# Iris Flower Classification

This notebook demonstrates how to classify iris flowers into three species (setosa, versicolor, virginica) using their sepal and petal measurements. The workflow includes:
- Data loading and exploration
- Data visualization
- Data preprocessing
- Model training (Random Forest)
- Model evaluation (accuracy, classification report, confusion matrix)
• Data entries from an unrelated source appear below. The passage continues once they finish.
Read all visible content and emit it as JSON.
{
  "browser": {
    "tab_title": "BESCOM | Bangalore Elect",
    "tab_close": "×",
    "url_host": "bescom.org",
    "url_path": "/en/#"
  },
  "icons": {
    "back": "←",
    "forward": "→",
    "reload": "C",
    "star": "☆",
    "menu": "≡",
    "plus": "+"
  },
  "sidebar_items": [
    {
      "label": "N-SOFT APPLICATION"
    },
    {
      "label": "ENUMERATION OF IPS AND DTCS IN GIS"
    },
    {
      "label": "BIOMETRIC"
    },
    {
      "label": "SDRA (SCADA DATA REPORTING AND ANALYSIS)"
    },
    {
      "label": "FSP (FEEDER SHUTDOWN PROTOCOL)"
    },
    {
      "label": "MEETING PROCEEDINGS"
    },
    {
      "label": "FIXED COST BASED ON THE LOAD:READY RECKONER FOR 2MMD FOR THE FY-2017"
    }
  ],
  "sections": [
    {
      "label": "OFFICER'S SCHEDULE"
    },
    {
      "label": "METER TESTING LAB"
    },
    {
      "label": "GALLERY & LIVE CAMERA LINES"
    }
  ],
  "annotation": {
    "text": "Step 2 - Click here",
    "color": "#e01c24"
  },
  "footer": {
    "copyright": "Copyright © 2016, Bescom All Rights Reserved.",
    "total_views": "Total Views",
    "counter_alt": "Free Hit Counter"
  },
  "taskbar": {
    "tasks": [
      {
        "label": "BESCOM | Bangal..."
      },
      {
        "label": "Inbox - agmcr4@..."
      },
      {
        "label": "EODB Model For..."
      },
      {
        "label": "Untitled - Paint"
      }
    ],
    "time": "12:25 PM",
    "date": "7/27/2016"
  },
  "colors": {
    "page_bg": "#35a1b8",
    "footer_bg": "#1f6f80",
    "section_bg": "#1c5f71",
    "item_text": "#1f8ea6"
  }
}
The Iris dataset is a classic dataset for introductory machine learning and data visualization tasks.

In [None]:
import pandas as pd
import matplotlib.pyplot as plt
import seaborn as sns
from sklearn.model_selection import train_test_split
from sklearn.preprocessing import LabelEncoder
from sklearn.ensemble import RandomForestClassifier
from sklearn.metrics import accuracy_score, classification_report, confusion_matrix

In [None]:
# Load the dataset
iris = pd.read_csv('IRIS.csv')

# Data overview
print("First 5 rows of the dataset:")
display(iris.head())
print("\nDataset info:")
display(iris.info())
print("\nClass distribution:")
display(iris['species'].value_counts())

In [None]:
# --- Visualizations ---
plt.figure(figsize=(8, 6))
sns.countplot(x='species', data=iris)
plt.title('Count of Each Iris Species')
plt.xlabel('Species')
plt.ylabel('Count')
plt.show()

# Pairplot for all features colored by species
sns.pairplot(iris, hue='species', diag_kind='hist')
plt.suptitle('Pairplot of Features by Species', y=1.02)
plt.show()

# Boxplot for each feature by species
features = ['sepal_length', 'sepal_width', 'petal_length', 'petal_width']
plt.figure(figsize=(12, 8))
for i, feature in enumerate(features, 1):
    plt.subplot(2, 2, i)
    sns.boxplot(x='species', y=feature, data=iris)
    plt.title(f'{feature.capitalize()} by Species')
plt.tight_layout()
plt.show()

# Correlation heatmap
plt.figure(figsize=(8, 6))
sns.heatmap(iris[features].corr(), annot=True, cmap='coolwarm', fmt='.2f')
plt.title('Feature Correlation Heatmap')
plt.show()

In [None]:
# --- Preprocess the Data ---
X = iris.drop('species', axis=1)
y = iris['species']

le = LabelEncoder()
y_encoded = le.fit_transform(y)

In [None]:
# --- Split the Dataset ---
X_train, X_test, y_train, y_test = train_test_split(X, y_encoded, test_size=0.2, random_state=42)

In [None]:
# --- Train Random Forest Classifier ---
clf = RandomForestClassifier(random_state=42)
clf.fit(X_train, y_train)

In [None]:
# --- Evaluate the Model ---
y_pred = clf.predict(X_test)
accuracy = accuracy_score(y_test, y_pred)
report = classification_report(y_test, y_pred, target_names=le.classes_)
print(f"Accuracy: {accuracy:.2f}")
print("\nClassification Report:\n", report)

In [None]:
# --- Visualize Confusion Matrix ---
cm = confusion_matrix(y_test, y_pred)
plt.figure(figsize=(6, 5))
sns.heatmap(cm, annot=True, fmt='d', cmap='Blues', xticklabels=le.classes_, yticklabels=le.classes_)
plt.xlabel('Predicted')
plt.ylabel('Actual')
plt.title('Confusion Matrix')
plt.show()

## Model Results
The model's accuracy and classification report are printed above. The confusion matrix provides a visual summary of prediction performance for each class.